8 de nov de 2012

Explicados os "regadores" cósmicos

Estranho par de estrelas velhas esculpe forma espetacular numa nebulosa planetária
Esta nova imagem do Very Large Telescope do ESO mostra a nebulosa planetária Fleming 1 na constelação do Centauro. Este objeto consiste numa nuvem brilhante de gás em torno de uma estrela moribunda. As novas observações mostraram que existe, muito provavelmente, um par de estrelas anãs brancas no coração deste objeto, algo bastante raro. Os movimentos orbitais deste sistema binário explicam de forma perfeita as estruturas simétricas dos jatos existentes nas nuvens de gás circundantes, neste e noutros objetos similares. Créditos: ESO/H. Boffin

Os astrónomos utilizaram o Very Large Telescope do ESO para descobrir um par de estrelas que orbitam em torno uma da outra no centro de um dos mais fantásticos exemplos de nebulosas planetárias. O novo resultado confirma uma teoria há muito debatida sobre o que controla a aparência espetacular e simétrica do material que é lançado no espaço. Os resultados serão publicados a 9 de novembro de 2012 na revista Science.
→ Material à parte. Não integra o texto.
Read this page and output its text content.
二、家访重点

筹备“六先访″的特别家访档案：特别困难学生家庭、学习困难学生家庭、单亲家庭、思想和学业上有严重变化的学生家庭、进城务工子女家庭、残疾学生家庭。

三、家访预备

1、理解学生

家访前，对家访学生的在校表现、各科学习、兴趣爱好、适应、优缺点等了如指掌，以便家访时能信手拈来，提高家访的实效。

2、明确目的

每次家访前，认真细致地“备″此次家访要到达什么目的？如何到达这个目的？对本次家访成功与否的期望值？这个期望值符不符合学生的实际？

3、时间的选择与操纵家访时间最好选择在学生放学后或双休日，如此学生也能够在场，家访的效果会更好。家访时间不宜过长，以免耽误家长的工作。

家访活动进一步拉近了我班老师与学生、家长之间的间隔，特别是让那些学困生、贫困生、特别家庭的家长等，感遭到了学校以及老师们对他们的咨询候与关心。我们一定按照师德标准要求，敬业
As nebulosas planetárias são conchas brilhantes de gás que se situam em volta de anãs brancas - estrelas do tipo do Sol nas fases finais das suas vidas. Fleming 1 é um belo exemplo de tais objetos, apresentando jatos extraordinariamente simétricos, entrelaçados em padrões curvos e nodosos. Está situada na constelação austral do Centauro e foi descoberta há cerca de um século atrás por Williamina Fleming, uma antiga governanta contratada pelo Observatório de Havard, depois de ter mostrada aptidão para a astronomia.

Os astrónomos debatem desde há muito como é que estes jatos simétricos se podem criar, sem nunca chegar a um consenso. Agora, uma equipa de investigação liderada por Henri Boffin (ESO, Chile) combinou observações de Fleming 1 do Very Large Telescope (VLT) com modelos de computador existentes, para explicar pela primeira vez em pormenor como é que estes estranhos jatos se formam. A equipa utilizou o VLT do ESO para estudar a radiação emitida pela estrela central e descobriu que a Fleming 1 tem provavelmente, não uma, mas duas anãs brancas no seu centro, orbitando em torno uma da outra a cada 1,2 dias. Embora estrelas binárias tenham já sido encontradas anteriormente no coração de nebulosas planetárias, o certo é que os sistemas com duas anãs brancas a orbitar uma em torno da outra são muito raros.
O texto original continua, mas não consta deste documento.